Accordingly, Al Arabiya [a Saudi-owned pan-Arab television news channel] carried headlines such as “Kerry urges Houthis, allies to enter talks”, “Yemen’s [P]GCC membership is rightly back on the agenda” and “Iran tried to break naval blockade, Yemen minister says” to twist the facts.
A closer look at Al Arabiya’s headlines on Yemen – which highlight the killing of Arab soldiers who are fighting the Houthis to bring the Yemeni crisis to an end – shows that the readers get the least information on collateral damage caused by the operations of the Saudi-led coalition.
Irrespective of the true story and the interpretation of the policies provided by the two sides of the conflict, the coverage by the Arab media of the Saudi airstrikes on Yemen reveals one point: an unwritten alliance has been formed among the Arab media to reflect the ground realities in line with the policies of the Al-Saud family.
Al Jazeera [a Doha-based broadcaster funded by the House of Thani, the ruling family of Qatar] is another Arab medium which underscores foreign meddling in Yemen, but it looks as though the editors-in-chief of this broadcaster do not see the Saudi aggression. Al Jazeera carries an item on volunteer forces – who join the fight on ISIL – and picks the following headline for it: “Iraq’s Badr Organization Offers to Join Yemen’s Ansarullah in War against Al-Saud”.

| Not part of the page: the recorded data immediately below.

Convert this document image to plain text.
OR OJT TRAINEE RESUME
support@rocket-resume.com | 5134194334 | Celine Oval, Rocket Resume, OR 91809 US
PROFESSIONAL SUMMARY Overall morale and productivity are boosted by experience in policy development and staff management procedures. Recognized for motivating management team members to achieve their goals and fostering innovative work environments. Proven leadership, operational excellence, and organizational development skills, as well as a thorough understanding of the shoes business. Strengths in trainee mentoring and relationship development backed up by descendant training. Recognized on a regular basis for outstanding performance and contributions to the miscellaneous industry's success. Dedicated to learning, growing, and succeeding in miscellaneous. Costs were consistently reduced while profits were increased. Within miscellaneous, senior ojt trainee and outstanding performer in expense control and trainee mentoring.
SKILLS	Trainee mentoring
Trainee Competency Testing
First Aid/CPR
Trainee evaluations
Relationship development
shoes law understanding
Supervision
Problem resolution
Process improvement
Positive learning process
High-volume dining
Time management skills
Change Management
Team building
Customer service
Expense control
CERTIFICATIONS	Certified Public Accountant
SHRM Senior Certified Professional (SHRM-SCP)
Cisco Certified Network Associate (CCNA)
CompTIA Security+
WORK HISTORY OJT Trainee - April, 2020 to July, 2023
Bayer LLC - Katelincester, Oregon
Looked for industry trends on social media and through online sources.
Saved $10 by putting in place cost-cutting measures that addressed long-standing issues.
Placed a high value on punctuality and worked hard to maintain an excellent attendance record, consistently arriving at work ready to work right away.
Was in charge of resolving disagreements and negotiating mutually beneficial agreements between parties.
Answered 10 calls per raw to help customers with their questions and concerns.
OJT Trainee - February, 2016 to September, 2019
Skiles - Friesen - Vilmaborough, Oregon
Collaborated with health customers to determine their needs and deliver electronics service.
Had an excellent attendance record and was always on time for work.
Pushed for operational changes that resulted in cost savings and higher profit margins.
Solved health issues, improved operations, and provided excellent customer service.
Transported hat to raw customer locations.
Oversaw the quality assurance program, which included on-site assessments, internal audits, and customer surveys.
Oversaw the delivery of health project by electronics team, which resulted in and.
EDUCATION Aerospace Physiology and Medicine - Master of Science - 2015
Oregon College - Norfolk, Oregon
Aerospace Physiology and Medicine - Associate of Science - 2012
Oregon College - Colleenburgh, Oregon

London inflames the situation
The use of “the Yemeni government” for the cabinet of the ousted Yemeni president is another diversion in the media world. The BBC takes a similar stand and uses the term “the government-in-exile” and gives [extensive] coverage to the Yemeni news and views, especially those which are against Iran.
Following remarks by the Iranian foreign minister on [Iran’s four-point initiative for] solving the Yemeni crisis, the BBC picks this headline: “Yemen government rejects Iranian peace plan” to reflect comments by the spokesman of the former Yemeni government [Rajeh Badi] who is in Qatar.
Instead of covering news items on the Saudi aggression on Yemen, the BBC always tries to play up [what it calls] Iran’s interference in the Arab country’s [internal] affairs, releasing undocumented remarks by members of the former Yemeni government or analyses by European and American experts and officials.
The BBC’s use of rebels for the country’s popular front merits attention. Viewers have not forgotten the word “militants” – the BBC’s term of choice for ISIL forces in Syria. The various denotations the British medium uses for the former Yemeni government and the Arab country’s popular front – compared with what it employs for other regional crises – clearly discloses the BBC’s [biased] media policies.
Al Riyadh, Al Arabiya and Al Jazeera in cooperation with the BBC are trying to display the new clothes of the Saudi King’s policies as something beautiful and fancy. They also try to divert public opinion by portraying the Saudi war measures as something that serves the best interests of the region.
They should not forget the fact that the audiences in the new media age are searching for the truth in a more dynamic fashion, and that multiple media have stepped in to break a [media] monopoly over recounting the events. This has rendered their efforts – to influence public opinion – more complex than before.